PARIS — Paris police skirmished Saturday with yellow vest activists joining a wave of protest actions against the government’s overhaul of France’s national retirement system, as highway blockades and train stoppages disrupted weekend travel around the country.

A few thousand yellow vest protesters marched from the Finance Ministry complex on the Seine River through southeast Paris, pushing their year-old demands for economic justice — and adding the retirement reform to their list of grievances. Most marchers were peaceful but some threw projectiles or pushed riot officers, prompting repeated bursts of tear gas from police.

The marchers appear to be emboldened by the biggest national demonstrations in years Thursday that kicked off a mass strike-and-protest movement against President Emmanuel Macron’s redesign of the pension system.

As the strikes entered a third day Saturday, tourists and shoppers faced shuttered subway lines around Paris and near-empty train stations.

Transportation workers are central to the strike, but other groups are joining the fray, too.

Truckers striking over a fuel tax hike disrupted traffic on highways from Provence in the southeast to Normandy in the northwest. A similar fuel tax is what unleashed the yellow vest movement a year ago, and this convergence of grievances could pose a major new threat to Macron’s presidency.

The travel chaos is not deterring the government so far, though. Prime Minister Edouard Philippe plainly told the French in a nationwide address Friday: “You’re going to have to work longer.”

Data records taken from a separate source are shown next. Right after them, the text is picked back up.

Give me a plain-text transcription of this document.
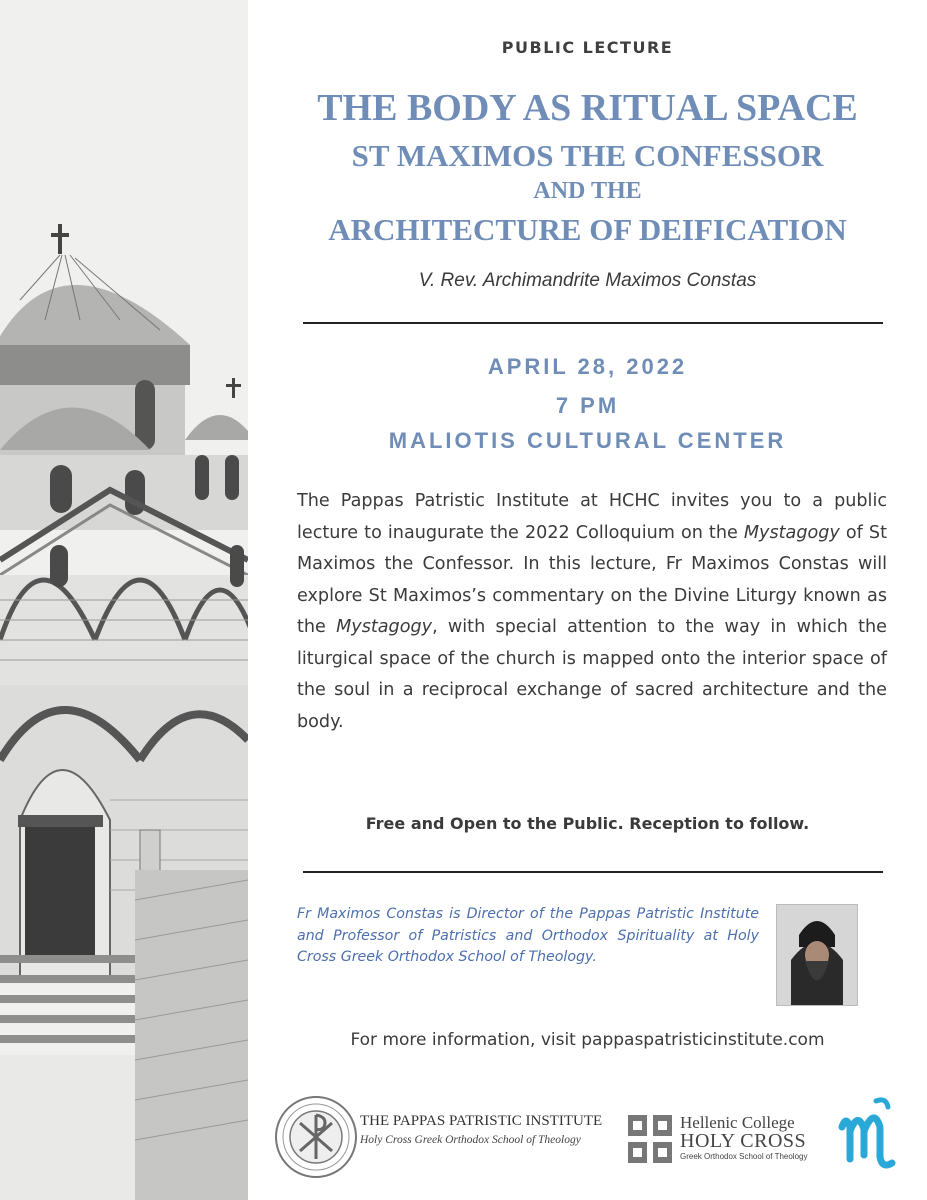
PUBLIC LECTURE
THE BODY AS RITUAL SPACE
ST MAXIMOS THE CONFESSOR
AND THE
ARCHITECTURE OF DEIFICATION
V. Rev. Archimandrite Maximos Constas
APRIL 28, 2022
7 PM
MALIOTIS CULTURAL CENTER
The Pappas Patristic Institute at HCHC invites you to a public lecture to inaugurate the 2022 Colloquium on the Mystagogy of St Maximos the Confessor. In this lecture, Fr Maximos Constas will explore St Maximos’s commentary on the Divine Liturgy known as the Mystagogy, with special attention to the way in which the liturgical space of the church is mapped onto the interior space of the soul in a reciprocal exchange of sacred architecture and the body.
Free and Open to the Public. Reception to follow.
Fr Maximos Constas is Director of the Pappas Patristic Institute and Professor of Patristics and Orthodox Spirituality at Holy Cross Greek Orthodox School of Theology.
For more information, visit pappaspatristicinstitute.com
THE PAPPAS PATRISTIC INSTITUTE
Holy Cross Greek Orthodox School of Theology
Hellenic College
HOLY CROSS
Greek Orthodox School of Theology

Jerome Rodrigues, one of the leading figures of the yellow vests movement, attends a demonstration during their 56th round of protests with a backdrop of social discontentment triggered by president Macron’s pensions reform plan in Paris, France, December 7, 2019. photo by Benoit Tessier/ Reuters.

He will present details of the plan next week. The government says it won’t raise the official retirement age of 62 but the plan is expected to including financial conditions to encourage people to work longer. Philippe did offer one olive branch, saying the changes would be progressive so that they don’t become “brutal.”

Macron says the reform, which will streamline a convoluted system of 42 special pension plans, will make the system more fair and financially sustainable.

Unions, however, see the plan as a threat to hard-fought workers’ rights, and are digging in for what they hope is a protracted strike. They also plan new nationwide retirement protests Tuesday, despite the tear gas and rioting that marred the edges of the Paris march Thursday.

Emmanuel Buquet, an unemployed 51-year-old from Rouen, said the mass protests gave a new impetus to the waning movement.

“Yellow vests are back out in the streets,” he told the AP. “It’s getting worse and worse, we’ve obtained nothing since last year, just crumbs. The reforms are getting stronger and stronger.”

Protesters leave Place de la Bastille during a demonstration to mark the first anniversary of the “yellow vests” movement in Paris, France, November 17, 2019. Photo by Charles Platiau/ Reuters.

In a society accustomed to strikes and workers rights, many people have supported the labor action, though that sentiment is likely to fade if the transport shutdown continues through next week.

“I knew it was going to last … but I did not expect it to be that chaotic,” Ley Basaki, who lives in the Paris suburb of Villemomble and struggles to get to and from work in the capital, told The Associated Press on Saturday at the Gare de l’Est train station. “There is absolutely nothing here, nothing, nothing. There is no bus, nothing.”

Many travelers are using technology and social networks to find ways around the strike — working from home, using ride-sharing apps and riding shared bikes or electric scooters.

But some are using technology to support the strike: A group of activist gamers is raising money via a marathon session on game-streaming site Twitch. Their manifesto says: “In the face of powers-that-be who are hardening their line and economic insecurity that is intensifying in all layers of the population,” they are trying to “occupy other spaces for mobilization and invent other ways of joining the movement.”